Posted on April 16, 2016
A toasted English muffin covered with thin slices of grilled Canadian bacon.
A dollop of freshly made Hollandaise sauce.
And maybe a sprinkle of chives.
This is the traditional version of Eggs Benedict, endlessly varied by various professional chefs and non-professional cooks (like my husband).
Some people use toasted bread instead of toasted English muffins...bacon or ham instead of Canadian bacon...cheese sauce (Mornay) instead of Hollandaise sauce...paprika instead of chives.
Some people shirr (bake) the eggs instead of poaching them (cooking them without their shells in hot water)...

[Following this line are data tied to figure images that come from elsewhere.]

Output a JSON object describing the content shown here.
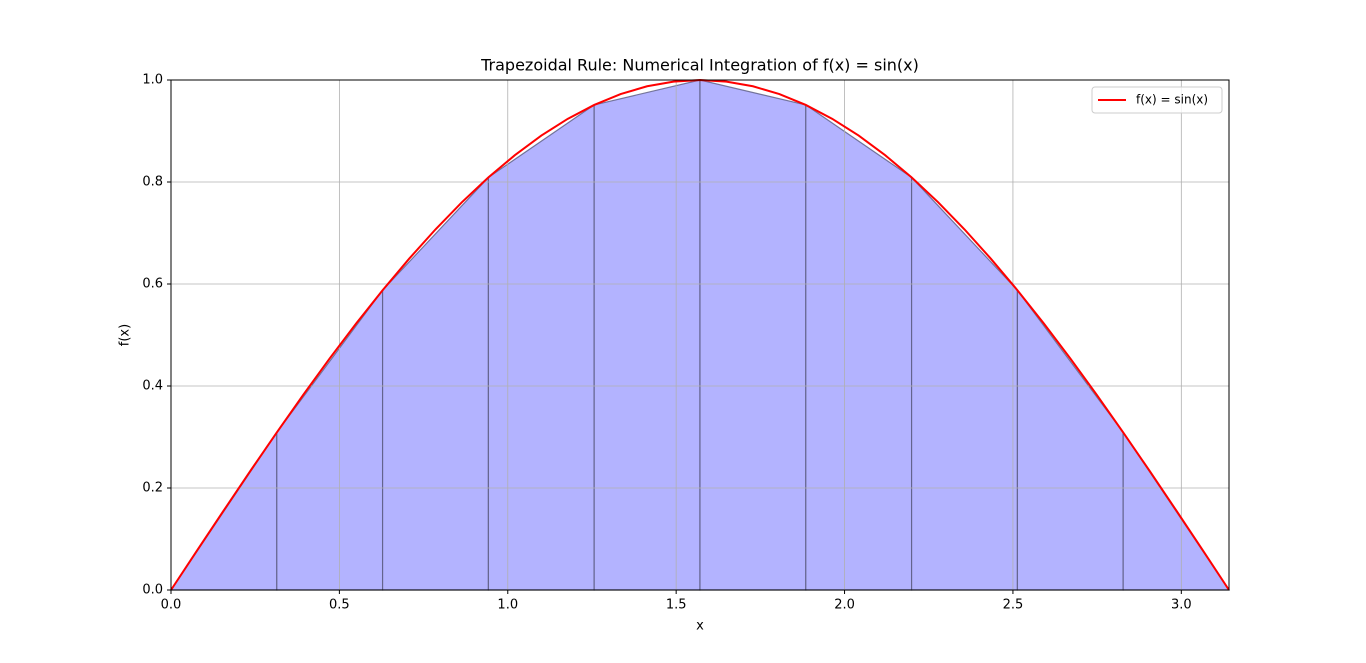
{
  "chart_data": {
    "type": "line",
    "title": "Trapezoidal Rule: Numerical Integration of f(x) = sin(x)",
    "xlabel": "x",
    "ylabel": "f(x)",
    "x": [
      0,
      0.0785,
      0.1571,
      0.2356,
      0.3142,
      0.3927,
      0.4712,
      0.5498,
      0.6283,
      0.7069,
      0.7854,
      0.8639,
      0.9425,
      1.021,
      1.0996,
      1.1781,
      1.2566,
      1.3352,
      1.4137,
      1.4923,
      1.5708,
      1.6493,
      1.7279,
      1.8064,
      1.885,
      1.9635,
      2.042,
      2.1206,
      2.1991,
      2.2777,
      2.3562,
      2.4347,
      2.5133,
      2.5918,
      2.6704,
      2.7489,
      2.8274,
      2.906,
      2.9845,
      3.0631,
      3.1416
    ],
    "series": [
      {
        "name": "f(x) = sin(x)",
        "color": "#ff0000",
        "values": [
          0,
          0.0785,
          0.1564,
          0.2334,
          0.309,
          0.3827,
          0.454,
          0.5225,
          0.5878,
          0.6494,
          0.7071,
          0.7604,
          0.809,
          0.8526,
          0.891,
          0.9239,
          0.9511,
          0.9724,
          0.9877,
          0.9969,
          1.0,
          0.9969,
          0.9877,
          0.9724,
          0.9511,
          0.9239,
          0.891,
          0.8526,
          0.809,
          0.7604,
          0.7071,
          0.6494,
          0.5878,
          0.5225,
          0.454,
          0.3827,
          0.309,
          0.2334,
          0.1564,
          0.0785,
          0
        ]
      }
    ],
    "trapezoids": {
      "fill": "#b3b3ff",
      "edge": "#5a5a80",
      "x": [
        0,
        0.3142,
        0.6283,
        0.9425,
        1.2566,
        1.5708,
        1.885,
        2.1991,
        2.5133,
        2.8274,
        3.1416
      ],
      "values": [
        0,
        0.309,
        0.5878,
        0.809,
        0.9511,
        1.0,
        0.9511,
        0.809,
        0.5878,
        0.309,
        0
      ]
    },
    "xlim": [
      0,
      3.1416
    ],
    "ylim": [
      0,
      1
    ],
    "xticks": [
      {
        "value": 0,
        "label": "0.0"
      },
      0.5,
      {
        "value": 1,
        "label": "1.0"
      },
      1.5,
      {
        "value": 2,
        "label": "2.0"
      },
      2.5,
      {
        "value": 3,
        "label": "3.0"
      }
    ],
    "yticks": [
      {
        "value": 0,
        "label": "0.0"
      },
      0.2,
      0.4,
      0.6,
      0.8,
      {
        "value": 1,
        "label": "1.0"
      }
    ],
    "grid": true,
    "legend": "upper right"
  }
}
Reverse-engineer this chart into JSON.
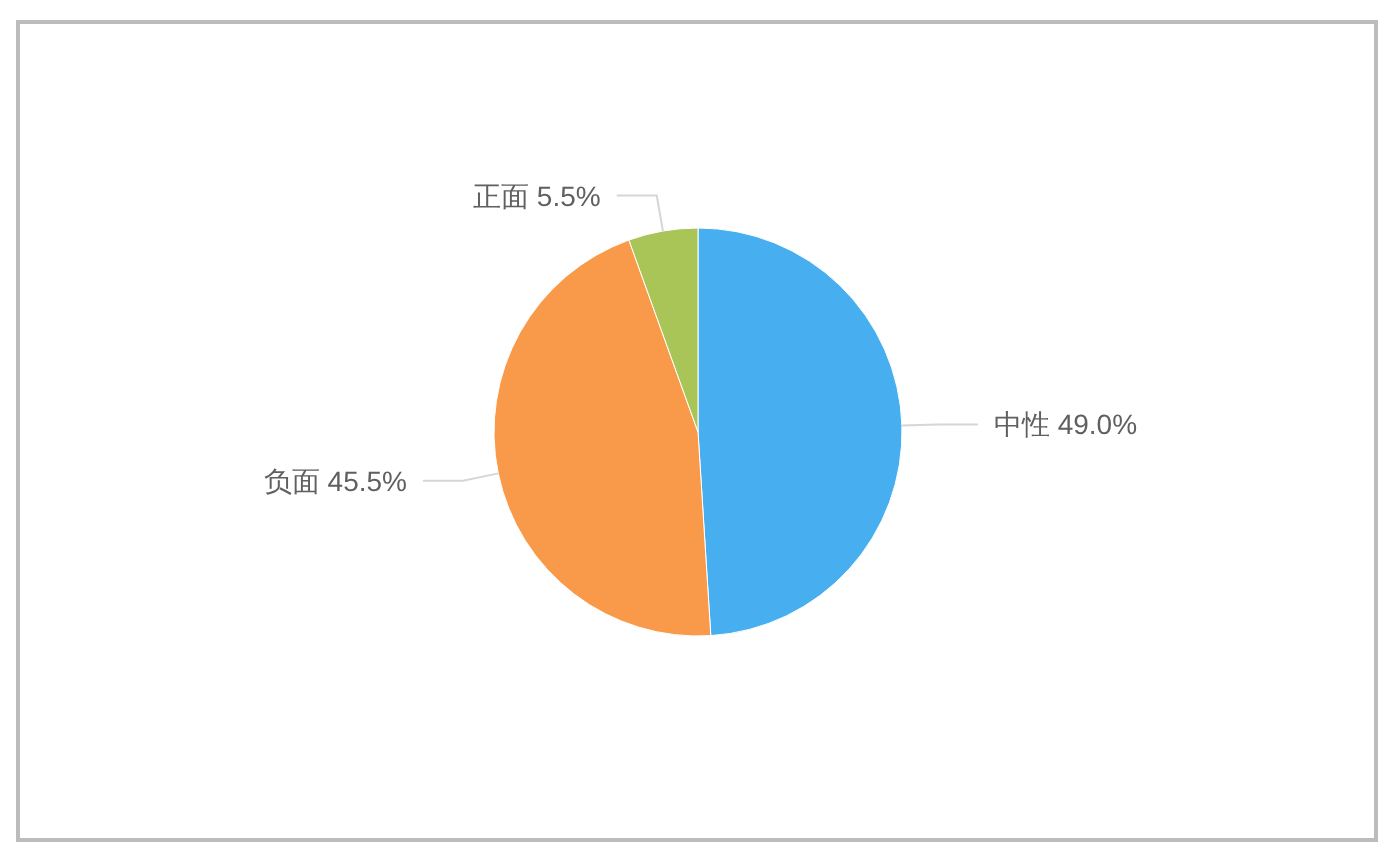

Some of the most famous variations have their own names, and they largely vary the meat:
Eggs Hemingway feature salmon;
Huevos Benedictos sub in sliced avocado and chorizo, and add salsa on top of the Hollandaise;
Dutch Benedict has scrapple,
Irish Benedict features corned beef.
Hollandaise sauce is made with egg yolk and liquid butter, and it is generally seasoned with lemon juice, salt, and pepper. But not all Hollandaise sauces are identical. Some people add acid to the egg yolks with either lemon juice before slowly adding melted butter. Other people add whiskey, sherry, vinegar, or a reduction of vinegar and water rather than lemon juice.
Two different Benedicts are claimed to be involved with the invention of this dish; food historians aren't sure which claim is true (and first!). Suffice to say that the dish apparently got its start in New York City in the late 1800s or early 1900s.